Para pakar keamanan siber memperingatkan bahwa teknologi AI yang dulunya hanya digunakan untuk hiburan, kini telah dipersenjatai untuk melakukan penipuan finansial skala besar.
Bagaimana Deepfake Menembus Keamanan Bank?
Sistem keamanan perbankan modern umumnya mengandalkan fitur Face Recognition (pengenalan wajah) atau verifikasi suara untuk memberikan persetujuan transaksi besar atau pembukaan rekening secara daring (online).
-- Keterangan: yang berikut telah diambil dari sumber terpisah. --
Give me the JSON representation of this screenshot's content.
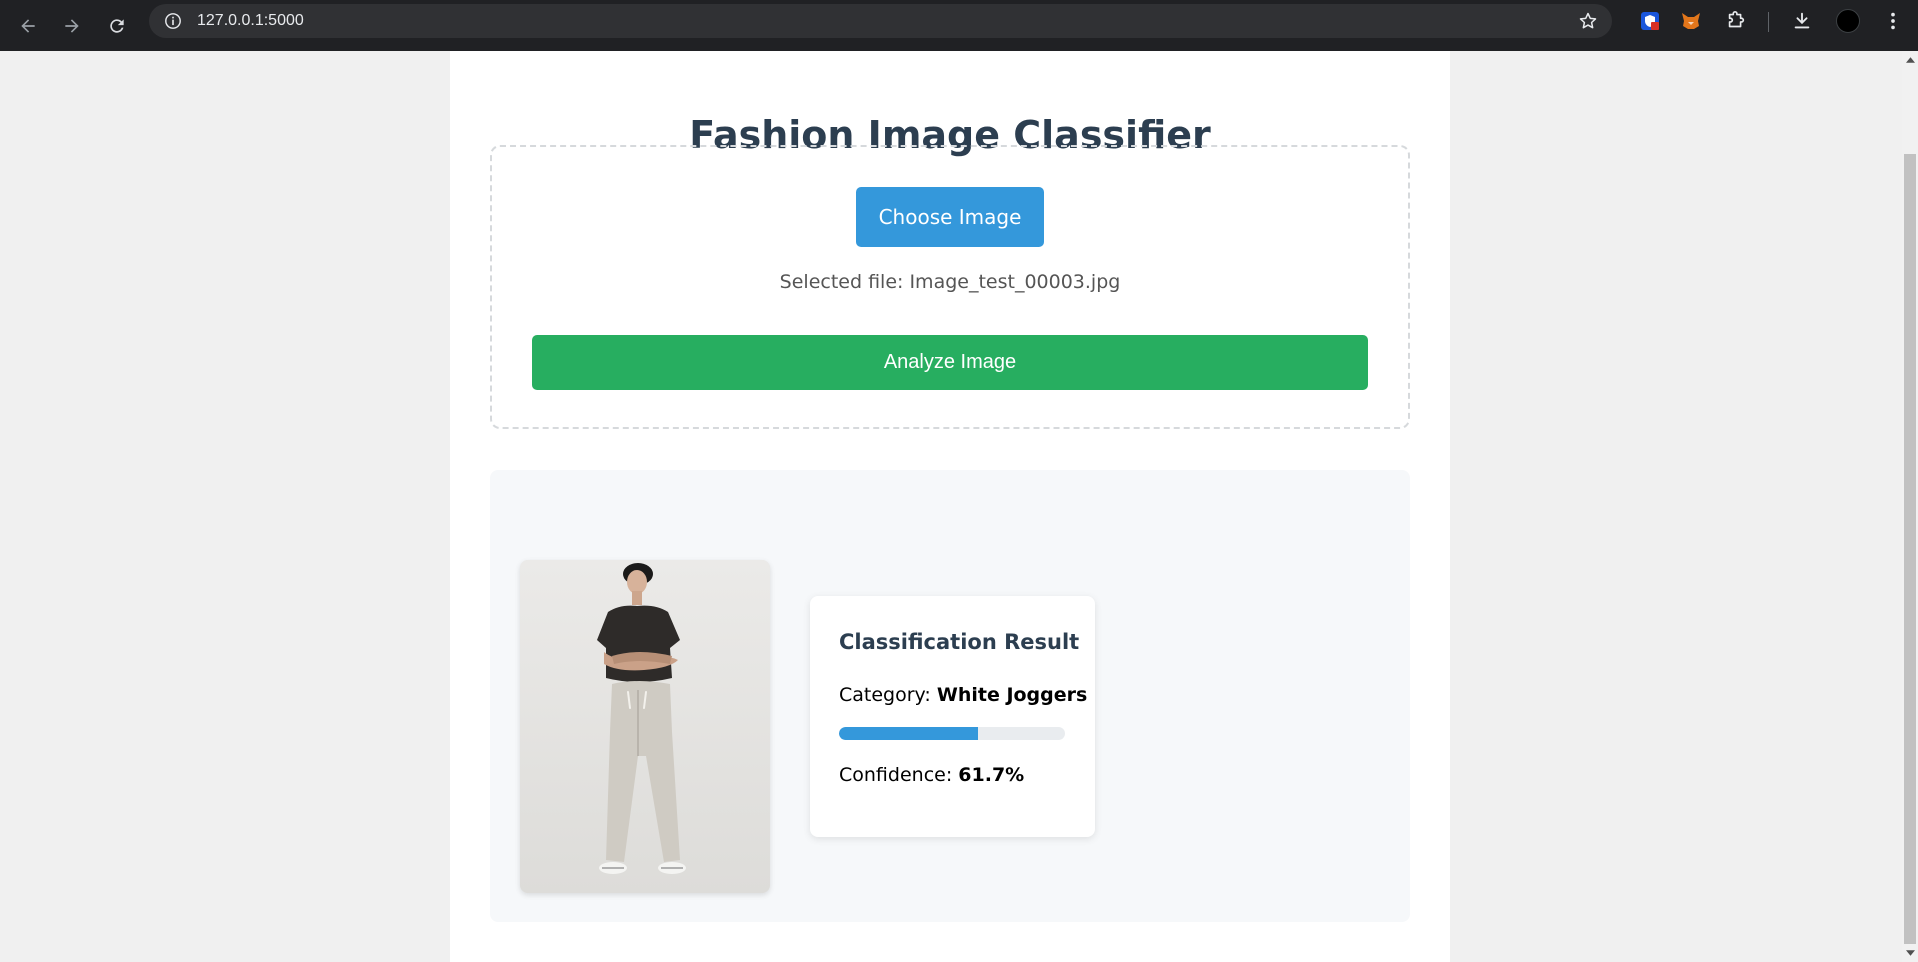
{
  "browser": {
    "url": "127.0.0.1:5000",
    "icons": [
      "back-icon",
      "forward-icon",
      "reload-icon",
      "site-info-icon",
      "bookmark-star-icon",
      "extension-shield-icon",
      "fox-extension-icon",
      "extensions-puzzle-icon",
      "download-icon",
      "profile-avatar",
      "more-menu-icon"
    ]
  },
  "page": {
    "title": "Fashion Image Classifier",
    "choose_label": "Choose Image",
    "selected_file_text": "Selected file: Image_test_00003.jpg",
    "analyze_label": "Analyze Image"
  },
  "result": {
    "card_title": "Classification Result",
    "category_prefix": "Category: ",
    "category_value": "White Joggers",
    "confidence_prefix": "Confidence: ",
    "confidence_value": "61.7%",
    "confidence_fraction": 0.617
  },
  "colors": {
    "primary_blue": "#3498db",
    "success_green": "#27ae60",
    "heading": "#2c3e50"
  }
}
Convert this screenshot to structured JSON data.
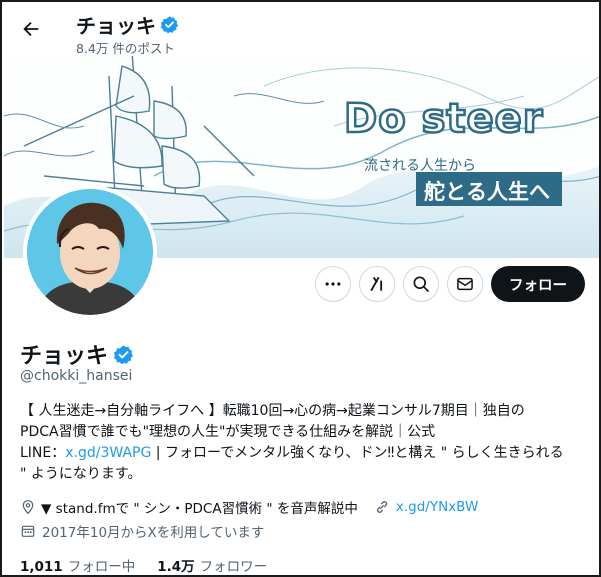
{
  "header": {
    "back_icon": "arrow-left-icon",
    "name": "チョッキ",
    "post_count": "8.4万 件のポスト"
  },
  "banner": {
    "title": "Do steer",
    "line1": "流される人生から",
    "line2": "舵とる人生へ"
  },
  "actions": {
    "more_icon": "more-horizontal-icon",
    "grok_icon": "grok-icon",
    "search_icon": "search-icon",
    "message_icon": "envelope-icon",
    "follow_label": "フォロー"
  },
  "profile": {
    "name": "チョッキ",
    "handle": "@chokki_hansei",
    "verified_color": "#1d9bf0",
    "bio_line1": "【 人生迷走→自分軸ライフへ 】転職10回→心の病→起業コンサル7期目｜独自の",
    "bio_line2": "PDCA習慣で誰でも\"理想の人生\"が実現できる仕組みを解説｜公式",
    "bio_line3_prefix": "LINE：",
    "bio_link": "x.gd/3WAPG",
    "bio_line3_suffix": " | フォローでメンタル強くなり、ドン‼と構え \" らしく生きられる",
    "bio_line4": "\" ようになります。",
    "location": "▼ stand.fmで \" シン・PDCA習慣術 \" を音声解説中",
    "website": "x.gd/YNxBW",
    "joined": "2017年10月からXを利用しています",
    "following_count": "1,011",
    "following_label": "フォロー中",
    "followers_count": "1.4万",
    "followers_label": "フォロワー"
  }
}
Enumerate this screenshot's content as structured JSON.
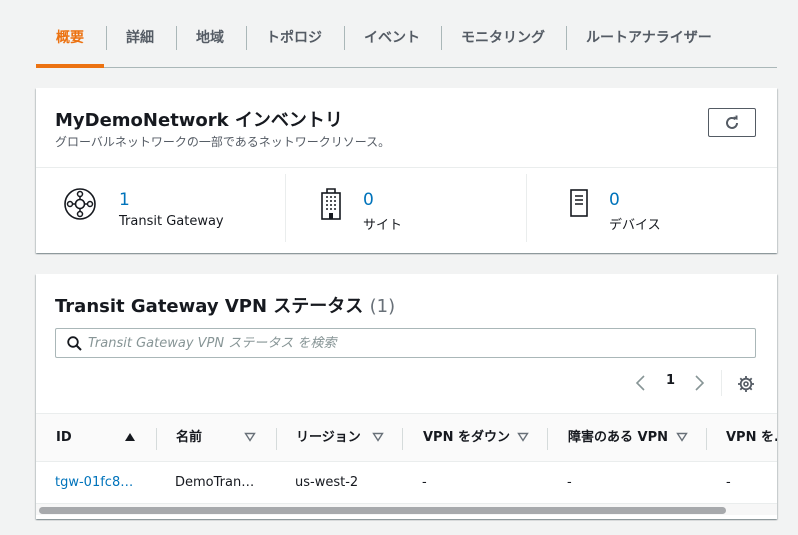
{
  "tabs": [
    {
      "label": "概要",
      "active": true
    },
    {
      "label": "詳細"
    },
    {
      "label": "地域"
    },
    {
      "label": "トポロジ"
    },
    {
      "label": "イベント"
    },
    {
      "label": "モニタリング"
    },
    {
      "label": "ルートアナライザー"
    }
  ],
  "inventory": {
    "title": "MyDemoNetwork インベントリ",
    "description": "グローバルネットワークの一部であるネットワークリソース。",
    "refresh_icon": "refresh-icon",
    "stats": [
      {
        "icon": "transit-gateway-icon",
        "value": "1",
        "label": "Transit Gateway"
      },
      {
        "icon": "building-icon",
        "value": "0",
        "label": "サイト"
      },
      {
        "icon": "device-icon",
        "value": "0",
        "label": "デバイス"
      }
    ]
  },
  "vpn_status": {
    "title": "Transit Gateway VPN ステータス",
    "count": "(1)",
    "search_placeholder": "Transit Gateway VPN ステータス を検索",
    "page": "1",
    "columns": [
      "ID",
      "名前",
      "リージョン",
      "VPN をダウン",
      "障害のある VPN",
      "VPN を..."
    ],
    "rows": [
      [
        "tgw-01fc8…",
        "DemoTran…",
        "us-west-2",
        "-",
        "-",
        "-"
      ]
    ]
  },
  "colors": {
    "accent": "#ec7211",
    "link": "#0073bb"
  }
}
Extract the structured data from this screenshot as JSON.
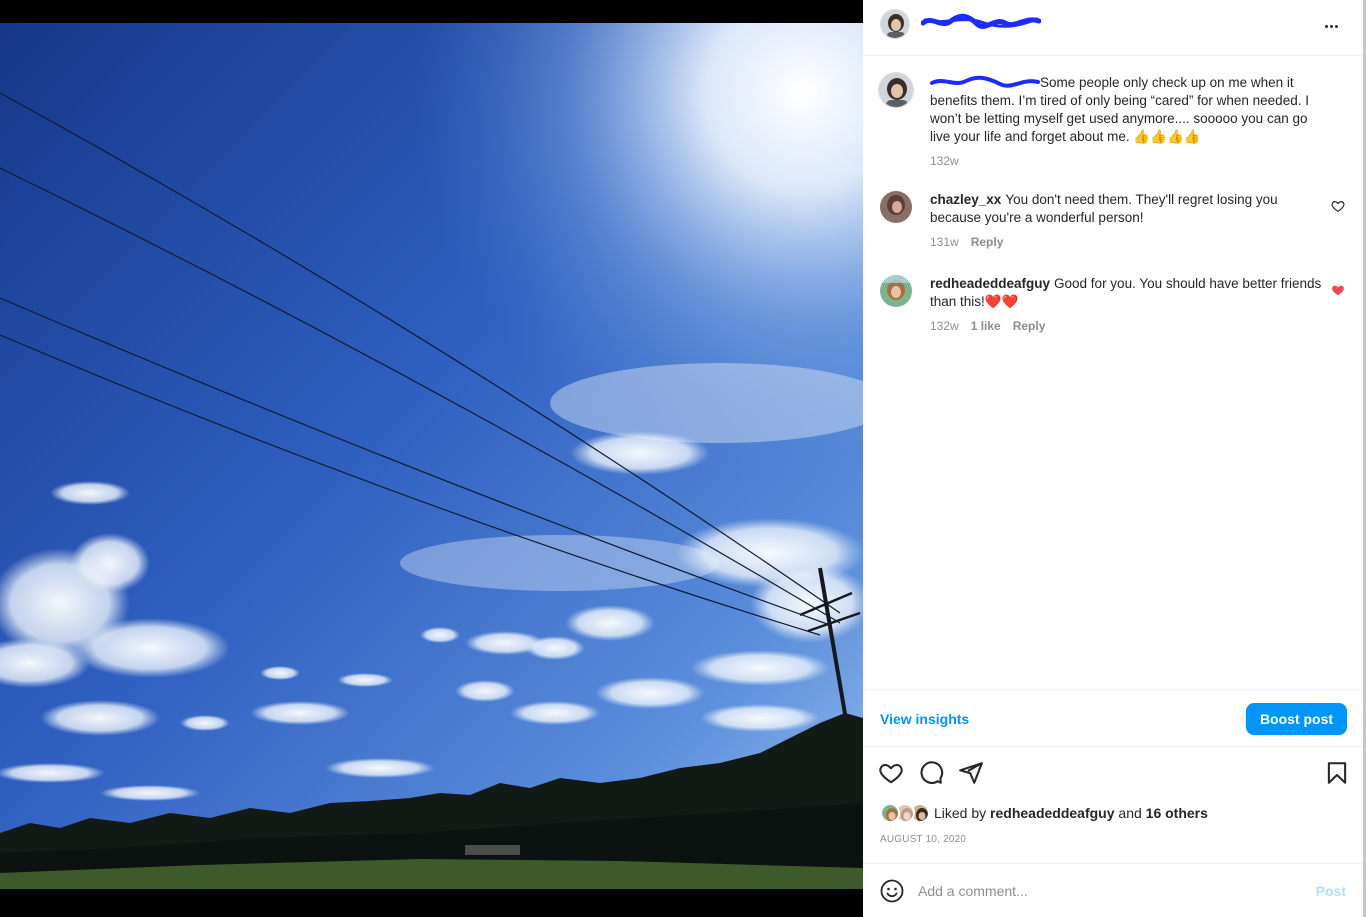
{
  "post": {
    "owner_redacted": true,
    "more_icon": "more-horizontal-icon"
  },
  "caption": {
    "text": "Some people only check up on me when it benefits them. I’m tired of only being “cared” for when needed. I won’t be letting myself get used anymore.... sooooo you can go live your life and forget about me. 👍👍👍👍",
    "age": "132w"
  },
  "comments": [
    {
      "username": "chazley_xx",
      "text": "You don't need them. They'll regret losing you because you're a wonderful person!",
      "age": "131w",
      "likes": "",
      "reply_label": "Reply",
      "liked": false
    },
    {
      "username": "redheadeddeafguy",
      "text": "Good for you. You should have better friends than this!❤️❤️",
      "age": "132w",
      "likes": "1 like",
      "reply_label": "Reply",
      "liked": true
    }
  ],
  "insights": {
    "view_label": "View insights",
    "boost_label": "Boost post"
  },
  "actions": {
    "like_icon": "heart-icon",
    "comment_icon": "comment-icon",
    "share_icon": "share-icon",
    "save_icon": "bookmark-icon"
  },
  "likes": {
    "prefix": "Liked by ",
    "first_liker": "redheadeddeafguy",
    "connector": " and ",
    "others": "16 others"
  },
  "date": "AUGUST 10, 2020",
  "add_comment": {
    "placeholder": "Add a comment...",
    "post_label": "Post"
  },
  "colors": {
    "accent": "#0095f6",
    "like_red": "#ed4956",
    "muted": "#8e8e8e",
    "post_disabled": "#b2dffc"
  }
}
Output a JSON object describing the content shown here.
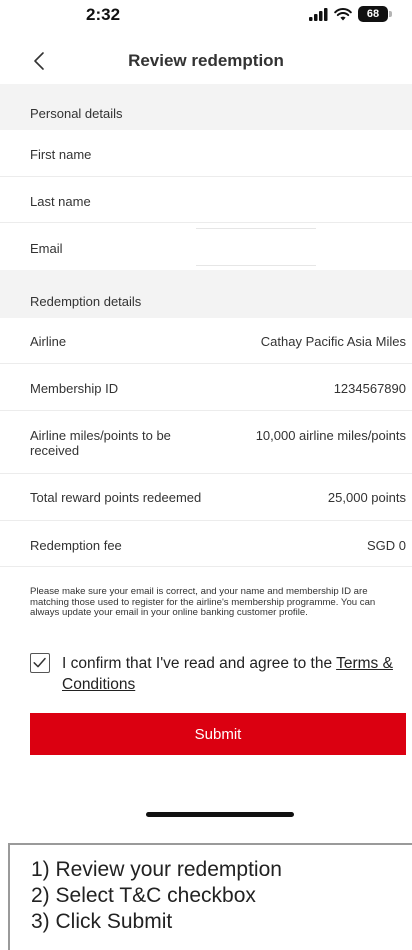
{
  "status_bar": {
    "time": "2:32",
    "battery": "68"
  },
  "header": {
    "title": "Review redemption"
  },
  "personal": {
    "section_title": "Personal details",
    "first_name_label": "First name",
    "last_name_label": "Last name",
    "email_label": "Email"
  },
  "redemption": {
    "section_title": "Redemption details",
    "rows": [
      {
        "label": "Airline",
        "value": "Cathay Pacific Asia Miles"
      },
      {
        "label": "Membership ID",
        "value": "1234567890"
      },
      {
        "label": "Airline miles/points to be received",
        "value": "10,000 airline miles/points"
      },
      {
        "label": "Total reward points redeemed",
        "value": "25,000 points"
      },
      {
        "label": "Redemption fee",
        "value": "SGD 0"
      }
    ]
  },
  "disclaimer": "Please make sure your email is correct, and your name and membership ID are matching those used to register for the airline's membership programme. You can always update your email in your online banking customer profile.",
  "consent": {
    "checked": true,
    "text": "I confirm that I've read and agree to the ",
    "link": "Terms & Conditions"
  },
  "submit_label": "Submit",
  "instructions": [
    "1) Review your redemption",
    "2) Select T&C checkbox",
    "3) Click Submit"
  ],
  "colors": {
    "accent": "#db0011",
    "section_bg": "#f3f3f3"
  }
}
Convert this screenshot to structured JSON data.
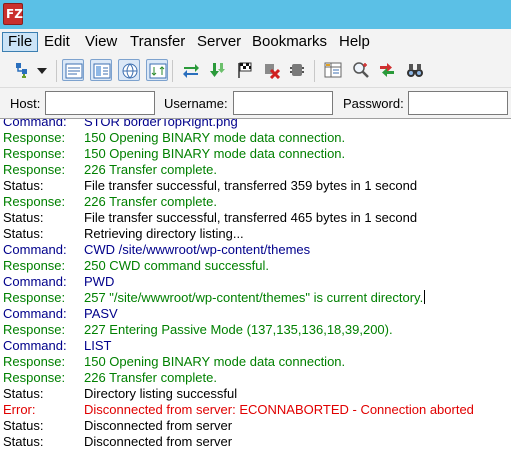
{
  "app": {
    "icon_letter": "FZ",
    "icon_name": "filezilla-icon"
  },
  "menu": [
    "File",
    "Edit",
    "View",
    "Transfer",
    "Server",
    "Bookmarks",
    "Help"
  ],
  "toolbar": {
    "buttons": [
      "site-manager-icon",
      "dropdown-arrow-icon",
      "toggle-message-log-icon",
      "toggle-local-tree-icon",
      "toggle-remote-tree-icon",
      "toggle-transfer-queue-icon",
      "refresh-icon",
      "process-queue-icon",
      "cancel-operation-icon",
      "disconnect-icon",
      "reconnect-icon",
      "directory-listing-filters-icon",
      "compare-directories-icon",
      "sync-browsing-icon",
      "search-remote-files-icon"
    ]
  },
  "quickconnect": {
    "host_label": "Host:",
    "host_value": "",
    "username_label": "Username:",
    "username_value": "",
    "password_label": "Password:",
    "password_value": ""
  },
  "log": [
    {
      "type": "Command:",
      "kind": "command",
      "message": "STOR borderTopRight.png"
    },
    {
      "type": "Response:",
      "kind": "response",
      "message": "150 Opening BINARY mode data connection."
    },
    {
      "type": "Response:",
      "kind": "response",
      "message": "150 Opening BINARY mode data connection."
    },
    {
      "type": "Response:",
      "kind": "response",
      "message": "226 Transfer complete."
    },
    {
      "type": "Status:",
      "kind": "status",
      "message": "File transfer successful, transferred 359 bytes in 1 second"
    },
    {
      "type": "Response:",
      "kind": "response",
      "message": "226 Transfer complete."
    },
    {
      "type": "Status:",
      "kind": "status",
      "message": "File transfer successful, transferred 465 bytes in 1 second"
    },
    {
      "type": "Status:",
      "kind": "status",
      "message": "Retrieving directory listing..."
    },
    {
      "type": "Command:",
      "kind": "command",
      "message": "CWD /site/wwwroot/wp-content/themes"
    },
    {
      "type": "Response:",
      "kind": "response",
      "message": "250 CWD command successful."
    },
    {
      "type": "Command:",
      "kind": "command",
      "message": "PWD"
    },
    {
      "type": "Response:",
      "kind": "response",
      "message": "257 \"/site/wwwroot/wp-content/themes\" is current directory."
    },
    {
      "type": "Command:",
      "kind": "command",
      "message": "PASV"
    },
    {
      "type": "Response:",
      "kind": "response",
      "message": "227 Entering Passive Mode (137,135,136,18,39,200)."
    },
    {
      "type": "Command:",
      "kind": "command",
      "message": "LIST"
    },
    {
      "type": "Response:",
      "kind": "response",
      "message": "150 Opening BINARY mode data connection."
    },
    {
      "type": "Response:",
      "kind": "response",
      "message": "226 Transfer complete."
    },
    {
      "type": "Status:",
      "kind": "status",
      "message": "Directory listing successful"
    },
    {
      "type": "Error:",
      "kind": "error",
      "message": "Disconnected from server: ECONNABORTED - Connection aborted"
    },
    {
      "type": "Status:",
      "kind": "status",
      "message": "Disconnected from server"
    },
    {
      "type": "Status:",
      "kind": "status",
      "message": "Disconnected from server"
    }
  ],
  "colors": {
    "titlebar": "#5bc0e6",
    "command": "#00008b",
    "response": "#008000",
    "status": "#000000",
    "error": "#e00000"
  }
}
Namun, penjahat siber kini menggunakan algoritma AI canggih untuk:
-
Manipulasi Video Real-time: Pelaku menciptakan “topeng digital” yang bisa berkedip, berbicara, dan bergerak mengikuti instruksi sistem verifikasi wajah saat melakukan panggilan video dengan layanan pelanggan bank.
-
Voice Cloning: Hanya dengan sampel suara berdurasi beberapa detik, AI dapat meniru nada, dialek, dan intonasi suara nasabah untuk melewati sistem perintah suara atau menipu staf call center.
-
Rekayasa Identitas Ganda: Menggabungkan data identitas asli yang bocor di dark web dengan visual deepfake untuk menciptakan identitas palsu yang tampak sah.
Dampak dan Kerugian Nasional
Berdasarkan data pantauan aktivitas keamanan digital Desember 2025, tercatat adanya lonjakan laporan nasabah yang kehilangan dana tanpa merasa memberikan kode OTP atau kata sandi. Dalam beberapa kasus, sistem bank mendeteksi transaksi sebagai “sah” karena pelaku berhasil melewati pemindaian wajah biometrik yang seharusnya menjadi benteng terakhir.
“Deepfake telah mengubah peta ancaman siber. Kini, ‘melihat’ bukan lagi berarti ‘percaya’. Bank-bank di Indonesia harus segera meng-upgrade sistem mereka dari sekadar biometrik statis ke biometrik perilaku (behavioral biometrics),” tegas seorang analis keamanan siber dalam diskusi di Jakarta (25/12).
Respons Industri: ‘AI Melawan AI’
Menanggapi ancaman ini, sejumlah bank besar mulai mengadopsi teknologi Liveness Detection generasi terbaru. Teknologi ini mampu mendeteksi tekstur kulit, denyut nadi halus di wajah, hingga pantulan cahaya pada mata untuk membedakan antara manusia asli dengan rekayasa layar digital.
Otoritas Jasa Keuangan (OJK) juga dikabarkan tengah menyiapkan regulasi baru yang mewajibkan lembaga keuangan memperketat verifikasi berlapis (multi-factor authentication) yang tidak hanya mengandalkan biometrik visual, tetapi juga pola perilaku transaksi nasabah.
Tips Aman Bagi Nasabah
Masyarakat dihimbau untuk lebih waspada dan melakukan langkah pencegahan mandiri:
-
Jangan pernah memberikan sampel suara atau video wajah kepada pihak tak dikenal melalui aplikasi pesan singkat.
-
Gunakan fitur Double Authentication yang menggabungkan biometrik dengan kunci fisik atau token keamanan.
-
Segera lapor jika menemukan aktivitas mencurigakan pada mutasi rekening meskipun tidak ada notifikasi masuk.